The Brulpadda -Liuperd gas and condensate reserves are located in Block 11B/12B in the deepwater Outeniqua Basin, 175km offshore off the coast of the Western Cape; just the right place and context that the country’s passionate, well-funded, environmental activists will likely choose to hold it up.
The plan is to pump the gas to the 200Million standard cubic feet per day (200MMscf/d) Gas To Liquids Plant operated by state hydrocarbon firm PetroSA at Mossel Bay also in the Western Cape.
TOTALEnergies application for production licence “is almost certainly something which will be subjected to legal opposition from climate justice groups and nongovernmental organisations opposed to the development of the gas reserves”, reports EWN.co.za, a South African online newspaper.
“The barrage of legal cases against fossil fuel projects is a significant concern for the Central Energy Fund CEF, the state energy parastatal”, EWN reports, quoting Ayanda Noah CEF’s Chief Executive who is looking forward to working with TOTALEnergies on the project. “There is litigation just from all angles. In fact, I think all our oil and gas projects – there’s litigation on all of them, which is a challenge,” she says
TOTALEnergies estimates around 3.4Trillion cubic feet and 200Million barrels of condensates of recoverable reserves in the two fields.
Ayanda Noah told Fin24 in an exclusive interview. “The plant needs to be upgraded. That work will have to be done, and I believe it will take about 12 to 18 months. The gas is coming in about 2024 to 2025 – so it’s literally around the corner.

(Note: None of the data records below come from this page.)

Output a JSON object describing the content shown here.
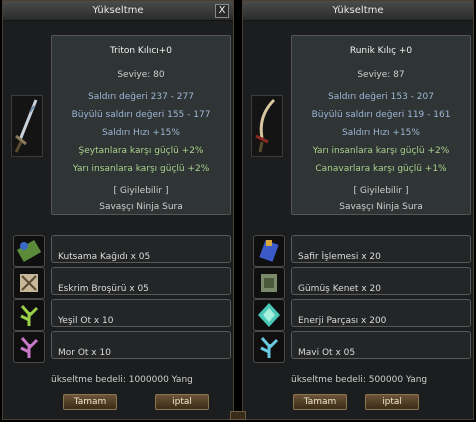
{
  "windows": [
    {
      "title": "Yükseltme",
      "close_label": "X",
      "item": {
        "name": "Triton Kılıcı+0",
        "level": "Seviye: 80",
        "stats": [
          "Saldırı değeri 237 - 277",
          "Büyülü saldırı değeri 155 - 177",
          "Saldırı Hızı +15%"
        ],
        "bonuses": [
          "Şeytanlara karşı güçlü +2%",
          "Yarı insanlara karşı güçlü +2%"
        ],
        "wearable": "[ Giyilebilir ]",
        "classes": "Savaşçı Ninja Sura"
      },
      "materials": [
        {
          "label": "Kutsama Kağıdı x 05",
          "icon": "blessing-scroll-icon"
        },
        {
          "label": "Eskrim Broşürü x 05",
          "icon": "fencing-brochure-icon"
        },
        {
          "label": "Yeşil Ot x 10",
          "icon": "green-herb-icon"
        },
        {
          "label": "Mor Ot x 10",
          "icon": "purple-herb-icon"
        }
      ],
      "cost": "ükseltme bedeli: 1000000 Yang",
      "ok_label": "Tamam",
      "cancel_label": "iptal"
    },
    {
      "title": "Yükseltme",
      "item": {
        "name": "Runik Kılıç +0",
        "level": "Seviye: 87",
        "stats": [
          "Saldırı değeri 153 - 207",
          "Büyülü saldırı değeri 119 - 161",
          "Saldırı Hızı +15%"
        ],
        "bonuses": [
          "Yarı insanlara karşı güçlü +2%",
          "Canavarlara karşı güçlü +1%"
        ],
        "wearable": "[ Giyilebilir ]",
        "classes": "Savaşçı Ninja Sura"
      },
      "materials": [
        {
          "label": "Safir İşlemesi x 20",
          "icon": "sapphire-craft-icon"
        },
        {
          "label": "Gümüş Kenet x 20",
          "icon": "silver-clasp-icon"
        },
        {
          "label": "Enerji Parçası x 200",
          "icon": "energy-fragment-icon"
        },
        {
          "label": "Mavi Ot x 05",
          "icon": "blue-herb-icon"
        }
      ],
      "cost": "ükseltme bedeli: 500000 Yang",
      "ok_label": "Tamam",
      "cancel_label": "iptal"
    }
  ]
}
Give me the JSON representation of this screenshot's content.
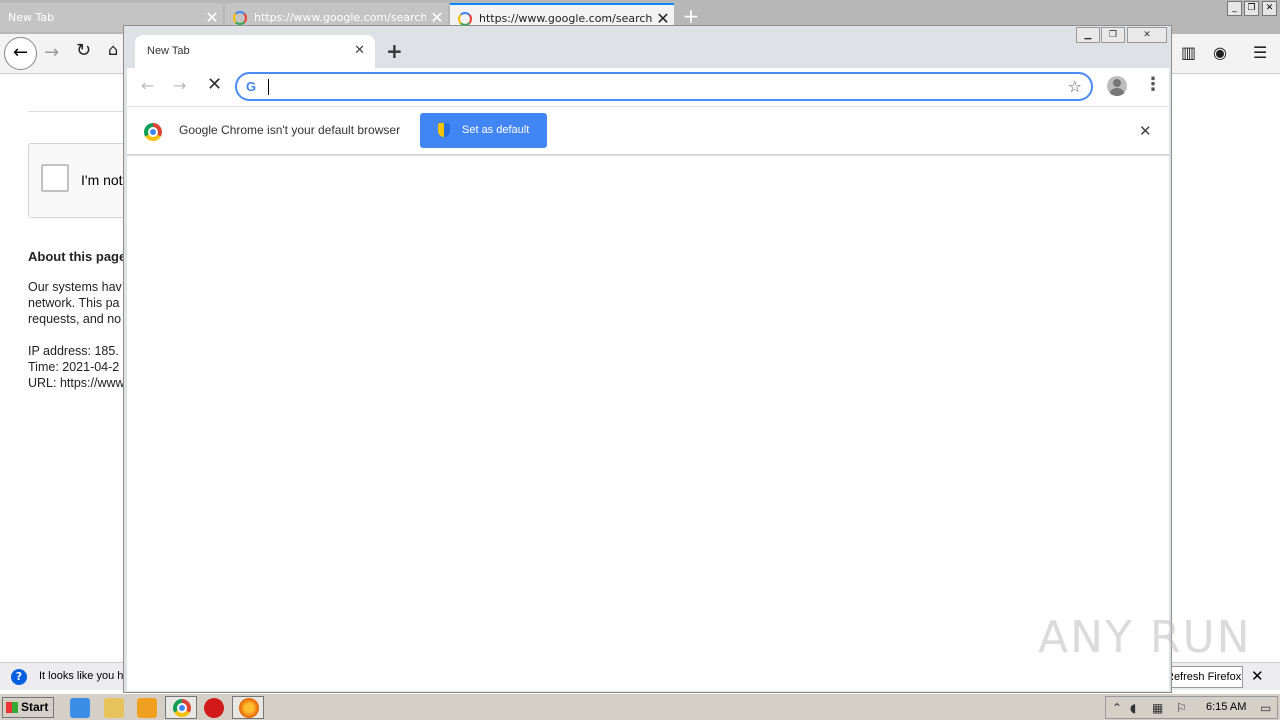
{
  "firefox": {
    "tabs": [
      {
        "title": "New Tab"
      },
      {
        "title": "https://www.google.com/search?"
      },
      {
        "title": "https://www.google.com/search?q"
      }
    ],
    "captcha_label": "I'm not",
    "about_heading": "About this page",
    "about_lines": [
      "Our systems hav",
      "network. This pa",
      "requests, and no"
    ],
    "info_lines": [
      "IP address: 185.",
      "Time: 2021-04-2",
      "URL: https://www"
    ],
    "notification": {
      "message": "It looks like you h",
      "refresh_label": "Refresh Firefox..."
    }
  },
  "chrome": {
    "tab_title": "New Tab",
    "omnibox_value": "",
    "infobar_message": "Google Chrome isn't your default browser",
    "set_default_label": "Set as default"
  },
  "watermark": "ANY RUN",
  "taskbar": {
    "start_label": "Start",
    "clock": "6:15 AM"
  }
}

But just a week ago, Barbara Creecy, the South African Minister of Forestry Fisheries and the Environment shot down a second appeal by the Turkish Karpowership group for ship-mounted gas-fired power plants at harbours in Richards Bay, Ngqura and Saldanha Bay, saying that the country’s desperate need for power should not come at the expense of the Constitution or the environment, and subsequently human beings.
Ms. Creecy’s decision fits a pattern of anti-hydrocarbon activism in South Africa.
TOTALEnergies has been, indeed, an exception to the rule. Last February the Western Cape high court ruled, in favour of fishing communities on the West Coast, against Searcher Seismic’s proposed multiclient survey, planned to acquire 10,000 sq km of three dimensional (3D) and around 22,014 km of 2D seismic data, over a number of blocks in the west and southwest coasts of South Africa, covering the Outeniqua Basin and its sub-basins, including Bredasdorp, Infanta, Pletmos, Gamtoos, Algoa and Southern Outeniqua Basins.
That ruling came about 40 days after Shell lost its bid to appeal an interdict granted to Wild Coast small-scale fisher communities opposed to its 3D seismic survey. The Australia-based Seismic Searcher decided to discontinue pursuing the case and announced the immediate demobilization of its survey vessel, the BGP Pioneer.
ENI has also had challenges with activists against its plans to explore off the Kwazulu Natal, right in the Indian Ocean.